The crowd in the Princess Theatre rose to their feet as if they were one, stamping and clapping their approval, whistles and shouts of “Bravo!” ringing through the theater. But not the man in the cloak with the icy eyes. He stared, not at Houdini, but at the hourglass that had sifted the
sparkling sand. He could see the lettering etched along its gold-rimmed top.
His companion leaned close to him and whispered in his ear, “Is that it, Master?”
The man in the cloak nodded, his eyes narrow with fury. “Yes.”
“Now what?”
“We must do whatever it takes.”
Eight days later, Harry Houdini, revered showman, the most famous magician ever to have lived, was dead.
N
ICK ROSTOV STARED DOWN AT HIS END-OF-YEAR REPORT card.
One F. Two Cs. One B-minus. And an A. In Health.
He tried to imagine how he would explain to his dad that his lone A was for the class that taught where babies came from; that he knew what a fallopian tube was, but square roots eluded him.
If he thought his report card was bad, lunch was a disaster. When he walked into the cafeteria, an overwhelming stench overpowered him—way worse than Tuna-Surprise Tuesdays and Mystery-Meat Mondays. The usual lady in the hairnet had been replaced by a creepy guy with long, wiry hair and strange eyes, and whatever the guy was serving didn’t look good—and smelled worse. The smell was so gross that Nick
didn’t eat and instead fished from his backpack a pulverized snack-size bag of potato chips, which had been crushed into smithereens by his math book. This meant he actually ate potato chip
dust
, and his stomach growled all afternoon.
When the final bell rang, he grabbed his skateboard from his locker and waved good-bye to a couple of kids in the hall. Once he was off school property, Nick rode his board down the hot Nevada sidewalk in the general direction of the hotel where he lived in a suite with his dad.
He’d attended two schools in the last three years. Every time his dad was fired or changed jobs, they moved. Nick bent his knees and jumped a curb on his skateboard.
Living in hotels with his dad meant whenever Nick made a friend at the hotel pool, the kid was on vacation. He figured over the last three or four years, he’d made a hundred friends, and not one of them lived in Las Vegas.

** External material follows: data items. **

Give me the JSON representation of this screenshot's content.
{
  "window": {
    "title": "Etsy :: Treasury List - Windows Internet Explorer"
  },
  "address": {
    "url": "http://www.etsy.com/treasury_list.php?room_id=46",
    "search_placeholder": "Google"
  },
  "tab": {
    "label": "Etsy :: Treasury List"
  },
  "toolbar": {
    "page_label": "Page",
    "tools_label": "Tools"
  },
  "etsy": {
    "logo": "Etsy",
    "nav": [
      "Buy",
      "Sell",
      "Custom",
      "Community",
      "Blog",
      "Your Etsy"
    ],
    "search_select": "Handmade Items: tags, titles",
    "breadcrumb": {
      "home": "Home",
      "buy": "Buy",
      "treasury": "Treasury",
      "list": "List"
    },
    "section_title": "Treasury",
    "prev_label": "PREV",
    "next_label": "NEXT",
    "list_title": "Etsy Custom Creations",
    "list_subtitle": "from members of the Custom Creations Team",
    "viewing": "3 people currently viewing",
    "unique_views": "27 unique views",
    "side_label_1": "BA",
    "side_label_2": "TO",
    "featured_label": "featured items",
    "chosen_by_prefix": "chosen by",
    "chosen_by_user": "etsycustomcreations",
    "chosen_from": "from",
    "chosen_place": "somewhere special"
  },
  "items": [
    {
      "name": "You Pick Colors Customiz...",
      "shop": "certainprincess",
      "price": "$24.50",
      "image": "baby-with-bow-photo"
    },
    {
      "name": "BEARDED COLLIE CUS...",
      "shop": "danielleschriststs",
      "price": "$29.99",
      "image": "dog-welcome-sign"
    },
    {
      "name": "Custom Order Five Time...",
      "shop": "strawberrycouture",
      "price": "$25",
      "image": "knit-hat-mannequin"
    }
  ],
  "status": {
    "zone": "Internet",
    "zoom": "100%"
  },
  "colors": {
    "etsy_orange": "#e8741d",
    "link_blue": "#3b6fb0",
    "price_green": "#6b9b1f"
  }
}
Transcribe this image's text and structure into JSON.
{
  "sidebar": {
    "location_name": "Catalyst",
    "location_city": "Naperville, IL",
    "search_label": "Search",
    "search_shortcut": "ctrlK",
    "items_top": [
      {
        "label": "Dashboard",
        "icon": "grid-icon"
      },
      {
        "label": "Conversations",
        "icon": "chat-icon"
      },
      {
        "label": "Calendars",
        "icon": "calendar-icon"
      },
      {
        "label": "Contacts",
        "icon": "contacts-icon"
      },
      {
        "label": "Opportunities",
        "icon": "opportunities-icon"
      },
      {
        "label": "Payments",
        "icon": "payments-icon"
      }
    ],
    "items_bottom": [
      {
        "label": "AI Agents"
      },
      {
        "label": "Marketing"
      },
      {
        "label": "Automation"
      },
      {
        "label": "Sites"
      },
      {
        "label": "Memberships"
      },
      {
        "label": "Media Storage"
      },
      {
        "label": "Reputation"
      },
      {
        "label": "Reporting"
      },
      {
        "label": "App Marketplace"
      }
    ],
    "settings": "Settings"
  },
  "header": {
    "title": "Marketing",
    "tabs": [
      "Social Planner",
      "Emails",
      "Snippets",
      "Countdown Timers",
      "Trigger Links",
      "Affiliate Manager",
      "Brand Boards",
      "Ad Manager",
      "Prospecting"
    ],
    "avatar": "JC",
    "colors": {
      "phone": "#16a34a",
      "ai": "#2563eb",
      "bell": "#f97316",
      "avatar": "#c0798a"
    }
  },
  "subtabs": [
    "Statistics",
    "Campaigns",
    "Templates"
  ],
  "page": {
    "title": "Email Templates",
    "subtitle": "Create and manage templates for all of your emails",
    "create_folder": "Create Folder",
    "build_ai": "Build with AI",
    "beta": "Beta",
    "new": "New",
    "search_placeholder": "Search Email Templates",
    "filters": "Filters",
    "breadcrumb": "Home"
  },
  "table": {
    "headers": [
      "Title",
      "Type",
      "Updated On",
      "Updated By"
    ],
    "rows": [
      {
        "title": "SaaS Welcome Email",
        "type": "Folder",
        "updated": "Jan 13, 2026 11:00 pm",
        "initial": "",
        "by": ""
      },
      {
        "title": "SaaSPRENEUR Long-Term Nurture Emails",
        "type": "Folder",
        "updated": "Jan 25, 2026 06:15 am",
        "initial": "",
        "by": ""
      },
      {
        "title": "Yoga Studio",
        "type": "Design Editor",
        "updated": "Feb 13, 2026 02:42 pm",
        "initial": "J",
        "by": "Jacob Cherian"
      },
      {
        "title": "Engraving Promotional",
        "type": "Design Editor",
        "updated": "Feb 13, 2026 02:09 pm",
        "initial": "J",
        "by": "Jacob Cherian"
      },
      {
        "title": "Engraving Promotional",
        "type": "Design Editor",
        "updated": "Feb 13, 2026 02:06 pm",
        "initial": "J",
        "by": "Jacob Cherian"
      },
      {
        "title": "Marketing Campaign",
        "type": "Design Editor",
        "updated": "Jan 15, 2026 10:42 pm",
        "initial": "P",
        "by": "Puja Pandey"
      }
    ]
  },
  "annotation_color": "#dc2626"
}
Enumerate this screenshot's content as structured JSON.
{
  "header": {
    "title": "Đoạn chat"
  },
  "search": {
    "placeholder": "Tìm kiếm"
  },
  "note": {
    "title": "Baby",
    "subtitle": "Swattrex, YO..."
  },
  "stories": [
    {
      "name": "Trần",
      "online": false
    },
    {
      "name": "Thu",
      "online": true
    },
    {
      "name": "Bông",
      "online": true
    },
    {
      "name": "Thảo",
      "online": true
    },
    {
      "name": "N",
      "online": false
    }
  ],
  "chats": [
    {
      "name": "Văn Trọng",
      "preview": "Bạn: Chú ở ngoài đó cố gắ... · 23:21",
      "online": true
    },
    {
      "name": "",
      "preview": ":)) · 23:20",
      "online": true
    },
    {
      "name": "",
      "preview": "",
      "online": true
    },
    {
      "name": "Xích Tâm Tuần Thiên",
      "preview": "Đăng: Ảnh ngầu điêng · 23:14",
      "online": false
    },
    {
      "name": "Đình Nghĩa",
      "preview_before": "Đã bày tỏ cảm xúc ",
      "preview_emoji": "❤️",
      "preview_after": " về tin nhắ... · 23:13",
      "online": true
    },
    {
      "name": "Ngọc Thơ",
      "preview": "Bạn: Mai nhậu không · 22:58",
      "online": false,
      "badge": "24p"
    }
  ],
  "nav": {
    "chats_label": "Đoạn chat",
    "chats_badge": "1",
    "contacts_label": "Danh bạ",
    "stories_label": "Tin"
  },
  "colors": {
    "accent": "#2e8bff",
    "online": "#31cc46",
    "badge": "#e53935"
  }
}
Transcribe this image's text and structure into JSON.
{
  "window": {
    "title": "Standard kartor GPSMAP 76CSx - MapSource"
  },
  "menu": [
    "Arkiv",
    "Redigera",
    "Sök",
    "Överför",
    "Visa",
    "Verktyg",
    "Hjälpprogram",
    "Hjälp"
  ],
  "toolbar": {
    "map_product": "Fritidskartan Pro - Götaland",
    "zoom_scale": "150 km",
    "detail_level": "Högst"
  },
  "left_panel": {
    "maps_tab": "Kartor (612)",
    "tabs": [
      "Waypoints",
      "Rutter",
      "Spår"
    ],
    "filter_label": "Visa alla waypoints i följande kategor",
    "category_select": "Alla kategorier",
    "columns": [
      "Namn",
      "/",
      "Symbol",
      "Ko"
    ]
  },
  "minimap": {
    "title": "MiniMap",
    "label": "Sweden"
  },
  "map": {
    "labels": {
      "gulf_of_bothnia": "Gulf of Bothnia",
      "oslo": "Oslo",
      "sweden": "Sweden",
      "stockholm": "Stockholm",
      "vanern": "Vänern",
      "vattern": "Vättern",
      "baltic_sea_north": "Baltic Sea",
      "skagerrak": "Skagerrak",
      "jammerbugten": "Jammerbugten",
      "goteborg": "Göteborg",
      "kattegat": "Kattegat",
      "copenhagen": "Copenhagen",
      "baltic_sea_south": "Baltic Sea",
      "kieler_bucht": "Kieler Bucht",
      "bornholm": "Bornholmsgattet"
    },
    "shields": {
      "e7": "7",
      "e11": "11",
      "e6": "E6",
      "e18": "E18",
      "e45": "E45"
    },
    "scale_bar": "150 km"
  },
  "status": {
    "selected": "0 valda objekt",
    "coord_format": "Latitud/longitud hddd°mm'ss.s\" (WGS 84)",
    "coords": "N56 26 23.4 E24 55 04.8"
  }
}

He once had a friend from Belize. He didn’t even know where Belize was.
Nick rode his skateboard into a big parking lot by the high school, the wheels making a steady
whish-whish
noise. He didn’t want to go home—not with that report card. Not that his dad would say much, but he always had a sad look on his face. Bad report cards only made it sadder.
Nick didn’t know how long he rode his skateboard, hopping curbs, jumping over banged-up trash cans lying on their sides. The last two cars left the high school's parking lot, two
teachers with bulging briefcases, grinning from ear to ear. Even teachers were happy when school let out for summer.